With positive caster, however, the steering axis intersects the pavement somewhat ahead of the center of the contact patch, and with enough positive caster it falls completely outside of and in front of the contact patch. What happens when you turn the wheel under this geometry is that the contact patch does not remain flat on the pavement; the tire tends to lift up on the inside (or outside) shoulder. When you release the steering wheel, the vehicle weight acting on the tire tends to push the tire back down to the flat contact patch, which is why steering is to an extent self-centering. It is this self-centering effect that helps to combat death wobble. The effect is increased in direct proportion to positive caster, and helps to stop wobble in a wheel before it becomes uncontrollable. As caster is reduced, it becomes easier for a wheel to wobble, and to transmit this wobble to the other wheel, thus triggering an episode of death wobble.

As noted, because caster angle is related to and affects front pinion yoke angle, it is impossible to make any absolute statement regarding what the caster angle “should” be for a lifted vehicle.

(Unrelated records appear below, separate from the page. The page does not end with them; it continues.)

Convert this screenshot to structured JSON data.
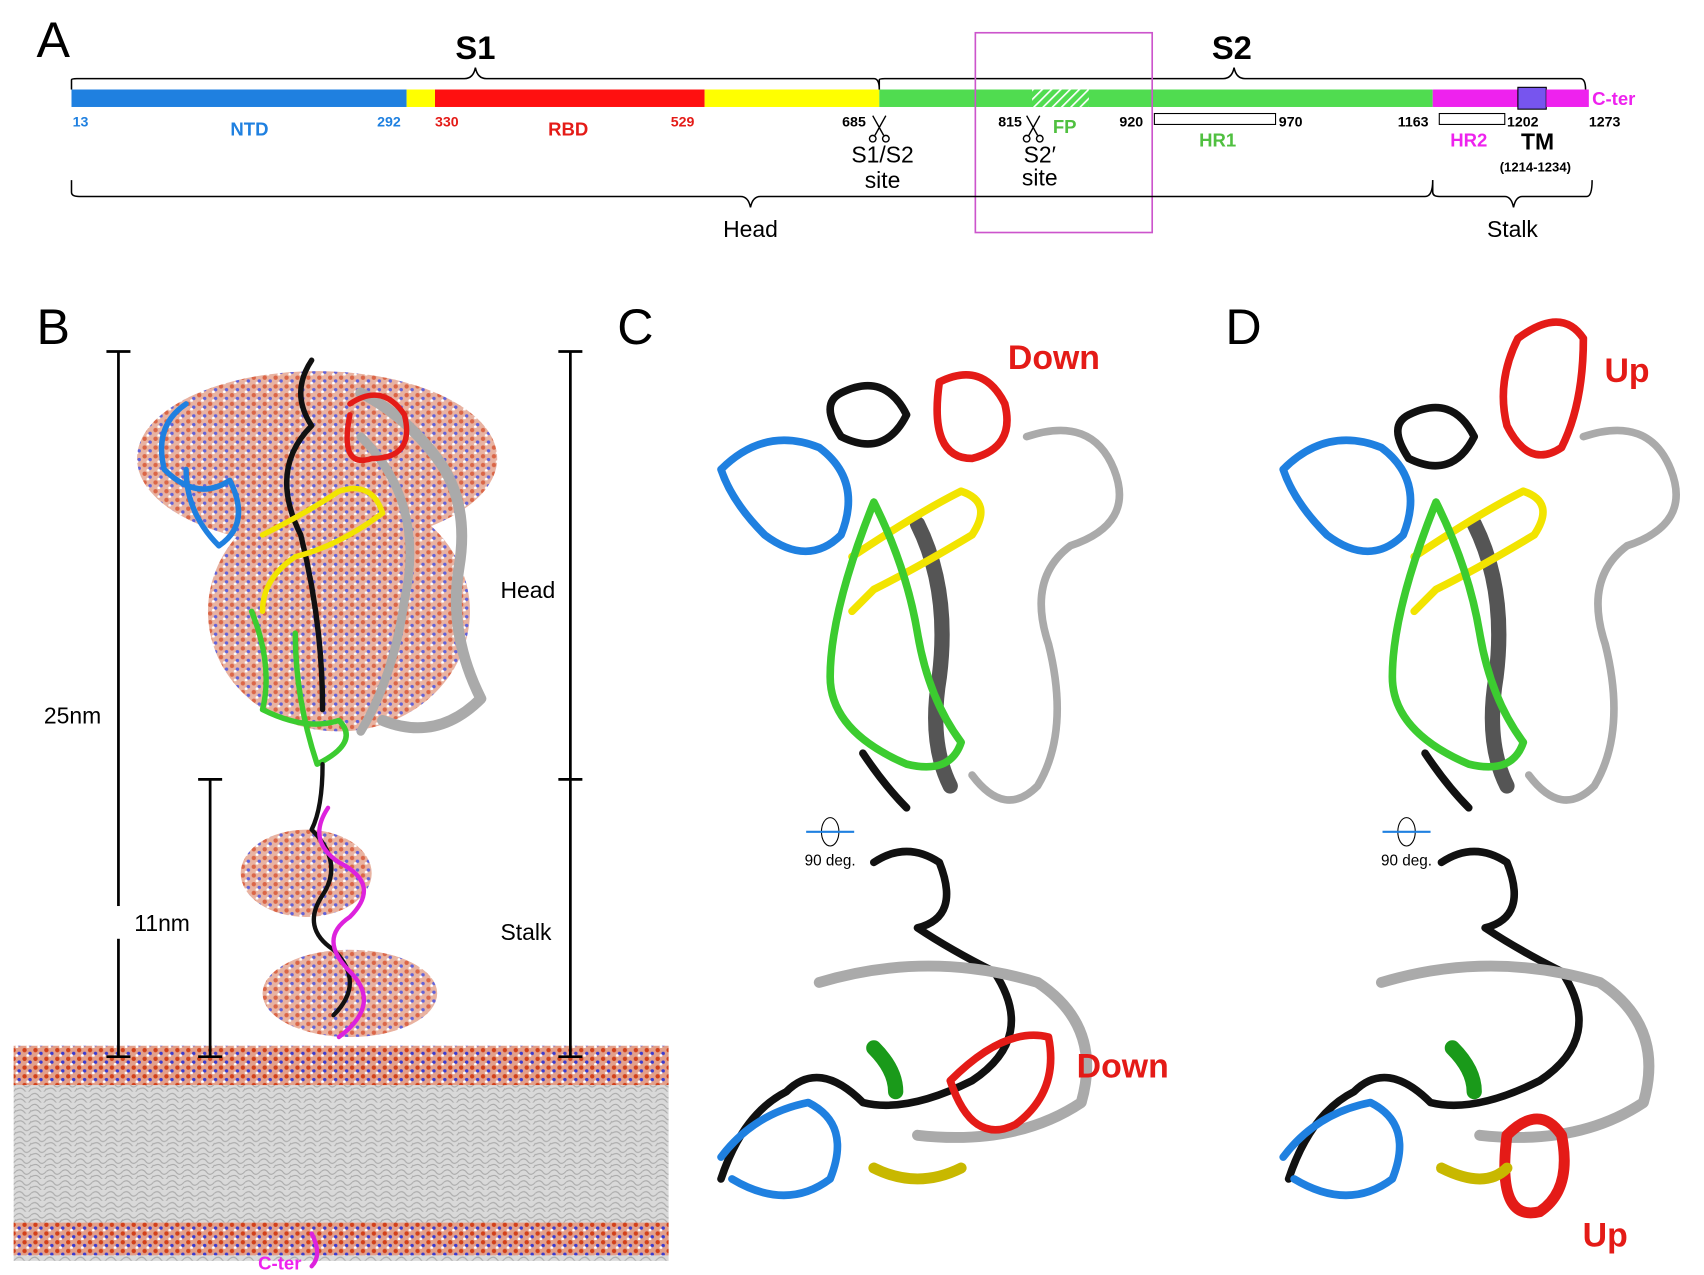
{
  "panel_a": {
    "label": "A",
    "s1": "S1",
    "s2": "S2",
    "c_ter": "C-ter",
    "residues": [
      "13",
      "292",
      "330",
      "529",
      "685",
      "815",
      "920",
      "970",
      "1163",
      "1202",
      "1273"
    ],
    "domains": {
      "ntd": "NTD",
      "rbd": "RBD",
      "fp": "FP",
      "hr1": "HR1",
      "hr2": "HR2",
      "tm": "TM",
      "tm_range": "(1214-1234)"
    },
    "sites": {
      "s1s2": [
        "S1/S2",
        "site"
      ],
      "s2prime": [
        "S2′",
        "site"
      ]
    },
    "head": "Head",
    "stalk": "Stalk"
  },
  "panel_b": {
    "label": "B",
    "scale_long": "25nm",
    "scale_short": "11nm",
    "head": "Head",
    "stalk": "Stalk",
    "c_ter": "C-ter"
  },
  "panel_c": {
    "label": "C",
    "state_top": "Down",
    "rotation": "90 deg.",
    "state_bottom": "Down"
  },
  "panel_d": {
    "label": "D",
    "state_top": "Up",
    "rotation": "90 deg.",
    "state_bottom": "Up"
  }
}
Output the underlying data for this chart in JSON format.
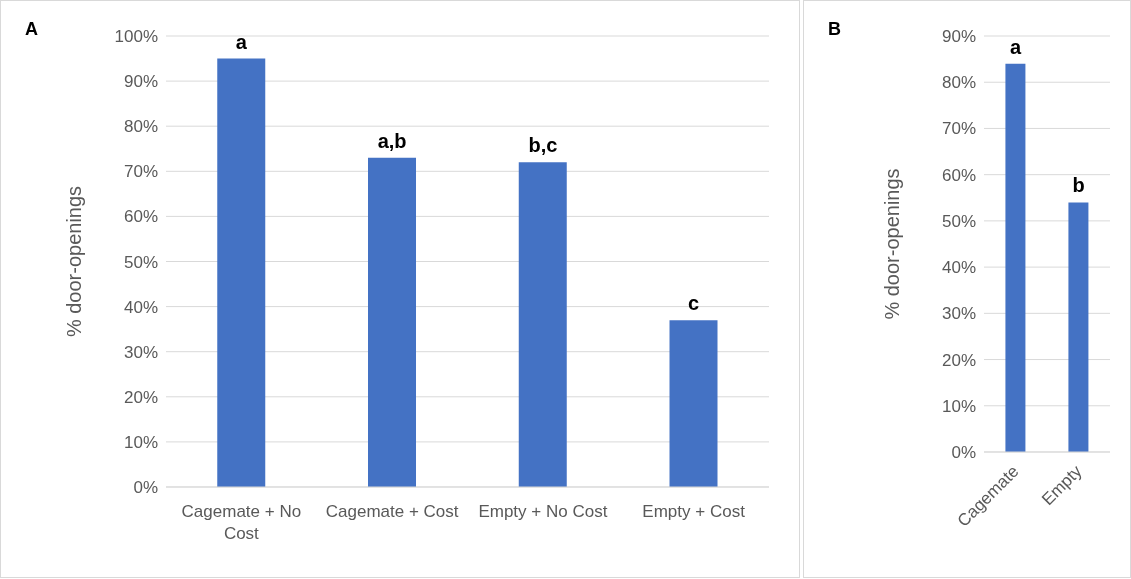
{
  "chart_data": [
    {
      "type": "bar",
      "title": "A",
      "categories": [
        "Cagemate + No Cost",
        "Cagemate + Cost",
        "Empty + No Cost",
        "Empty + Cost"
      ],
      "values": [
        95,
        73,
        72,
        37
      ],
      "color": "#4472c4",
      "ylabel": "% door-openings",
      "ylim": [
        0,
        100
      ],
      "yticks": [
        {
          "value": 0,
          "label": "0%"
        },
        {
          "value": 10,
          "label": "10%"
        },
        {
          "value": 20,
          "label": "20%"
        },
        {
          "value": 30,
          "label": "30%"
        },
        {
          "value": 40,
          "label": "40%"
        },
        {
          "value": 50,
          "label": "50%"
        },
        {
          "value": 60,
          "label": "60%"
        },
        {
          "value": 70,
          "label": "70%"
        },
        {
          "value": 80,
          "label": "80%"
        },
        {
          "value": 90,
          "label": "90%"
        },
        {
          "value": 100,
          "label": "100%"
        }
      ],
      "grid": "y",
      "annotations": [
        {
          "text": "a",
          "x": "Cagemate + No Cost",
          "y": 95
        },
        {
          "text": "a,b",
          "x": "Cagemate + Cost",
          "y": 73
        },
        {
          "text": "b,c",
          "x": "Empty + No Cost",
          "y": 72
        },
        {
          "text": "c",
          "x": "Empty + Cost",
          "y": 37
        }
      ]
    },
    {
      "type": "bar",
      "title": "B",
      "categories": [
        "Cagemate",
        "Empty"
      ],
      "values": [
        84,
        54
      ],
      "color": "#4472c4",
      "ylabel": "% door-openings",
      "ylim": [
        0,
        90
      ],
      "yticks": [
        {
          "value": 0,
          "label": "0%"
        },
        {
          "value": 10,
          "label": "10%"
        },
        {
          "value": 20,
          "label": "20%"
        },
        {
          "value": 30,
          "label": "30%"
        },
        {
          "value": 40,
          "label": "40%"
        },
        {
          "value": 50,
          "label": "50%"
        },
        {
          "value": 60,
          "label": "60%"
        },
        {
          "value": 70,
          "label": "70%"
        },
        {
          "value": 80,
          "label": "80%"
        },
        {
          "value": 90,
          "label": "90%"
        }
      ],
      "grid": "y",
      "annotations": [
        {
          "text": "a",
          "x": "Cagemate",
          "y": 84
        },
        {
          "text": "b",
          "x": "Empty",
          "y": 54
        }
      ]
    }
  ]
}
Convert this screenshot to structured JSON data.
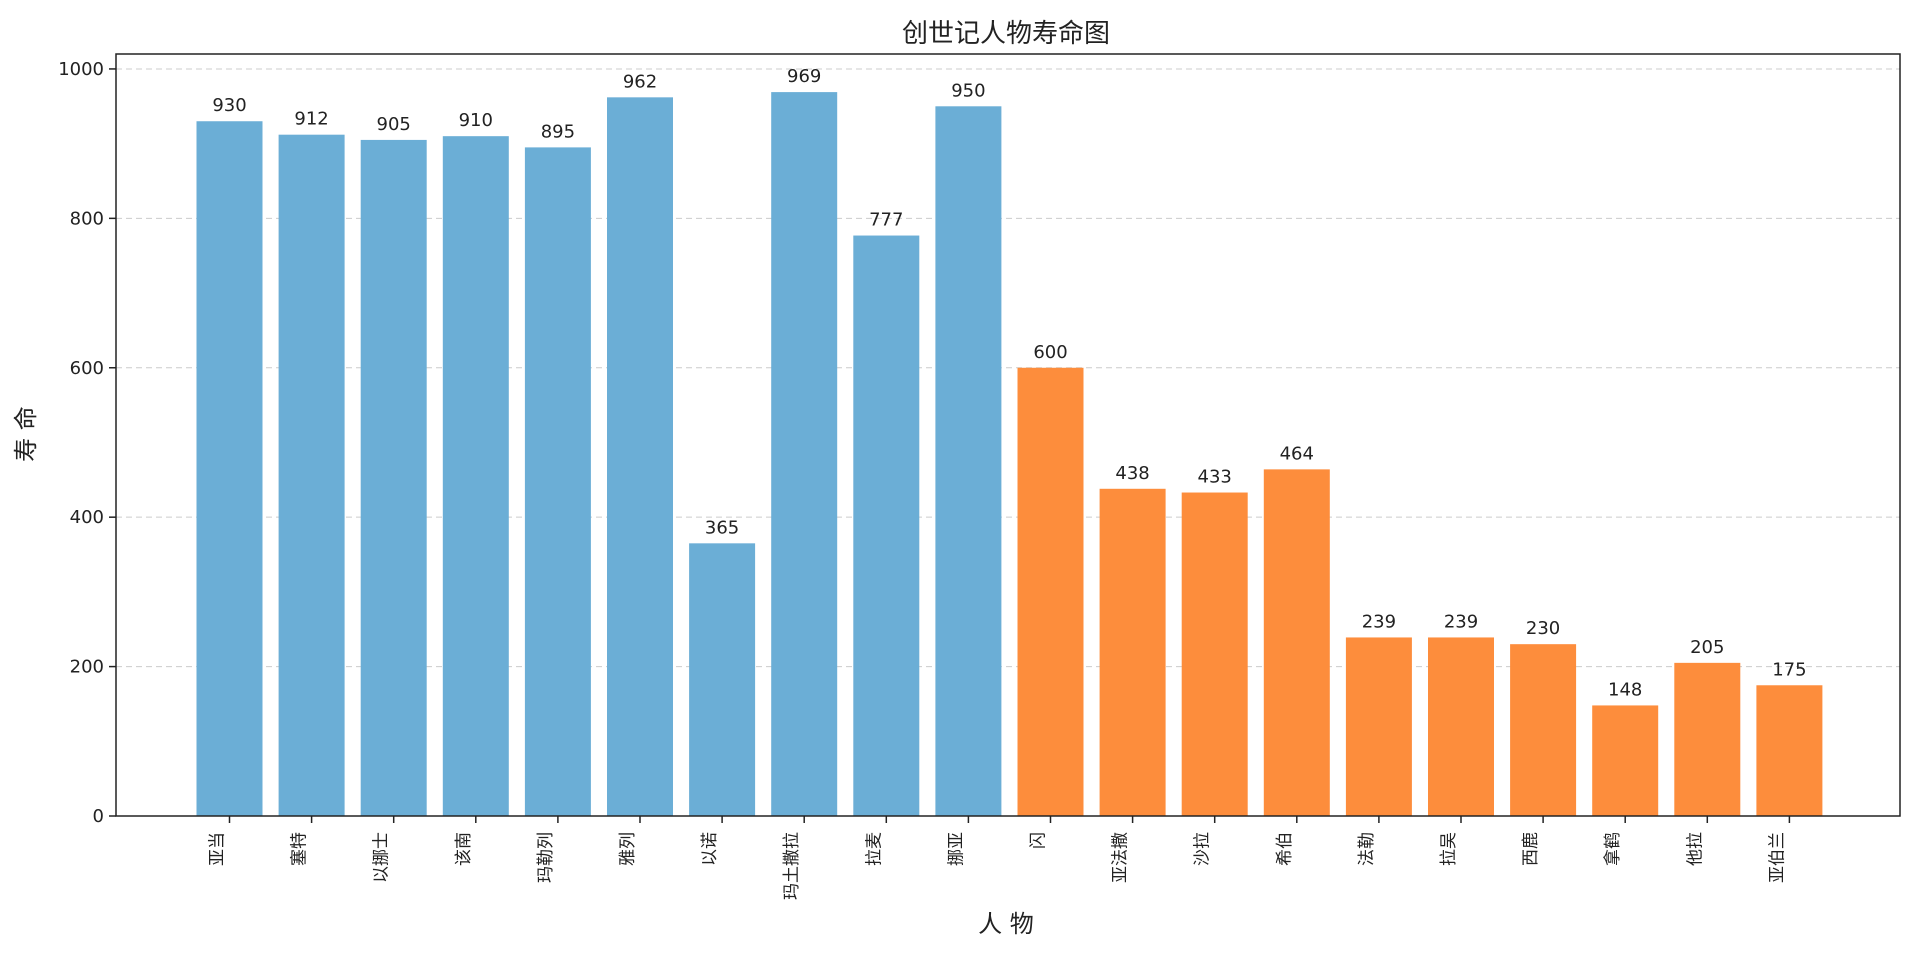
{
  "chart_data": {
    "type": "bar",
    "title": "创世记人物寿命图",
    "xlabel": "人 物",
    "ylabel": "寿 命",
    "ylim": [
      0,
      1020
    ],
    "yticks": [
      0,
      200,
      400,
      600,
      800,
      1000
    ],
    "grid": "y-dashed",
    "categories": [
      "亚当",
      "塞特",
      "以挪士",
      "该南",
      "玛勒列",
      "雅列",
      "以诺",
      "玛土撒拉",
      "拉麦",
      "挪亚",
      "闪",
      "亚法撒",
      "沙拉",
      "希伯",
      "法勒",
      "拉吴",
      "西鹿",
      "拿鹤",
      "他拉",
      "亚伯兰"
    ],
    "values": [
      930,
      912,
      905,
      910,
      895,
      962,
      365,
      969,
      777,
      950,
      600,
      438,
      433,
      464,
      239,
      239,
      230,
      148,
      205,
      175
    ],
    "bar_colors": [
      "#6baed6",
      "#6baed6",
      "#6baed6",
      "#6baed6",
      "#6baed6",
      "#6baed6",
      "#6baed6",
      "#6baed6",
      "#6baed6",
      "#6baed6",
      "#fd8d3c",
      "#fd8d3c",
      "#fd8d3c",
      "#fd8d3c",
      "#fd8d3c",
      "#fd8d3c",
      "#fd8d3c",
      "#fd8d3c",
      "#fd8d3c",
      "#fd8d3c"
    ]
  }
}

In general, it is probably safe to say that under no conditions should the caster be allowed to go to less than +5.0 degrees, and preferably not less than +6.0 degrees.

Lastly, to close out this discussion of death wobble it is important to dispel one last myth: that a defective or inadequate steering stabilizer (damper) “causes” death wobble. This statement is a confusion of cause and effect. A steering stabilizer is nothing more or less than a horizontally-mounted shock absorber. It helps to combat death wobble by damping the transmission of wobble and shake between the two front tires, but if one or both tires are not wobbling the damper is inert and performs no function. The steering damper cannot cause death wobble. A weak steering damper may allow death wobble to develop, and it may appear that replacing the damper has “eliminated” death wobble, but in fact all that has happened is that the cause remains but the symptoms have been temporarily masked. There are people driving lifted, highly modified Cherokees with no steering damper. Therefore, even if replacing the damper appears to remove death wobble, it is advisable to continue investigating until the underlying cause can be found and remediated.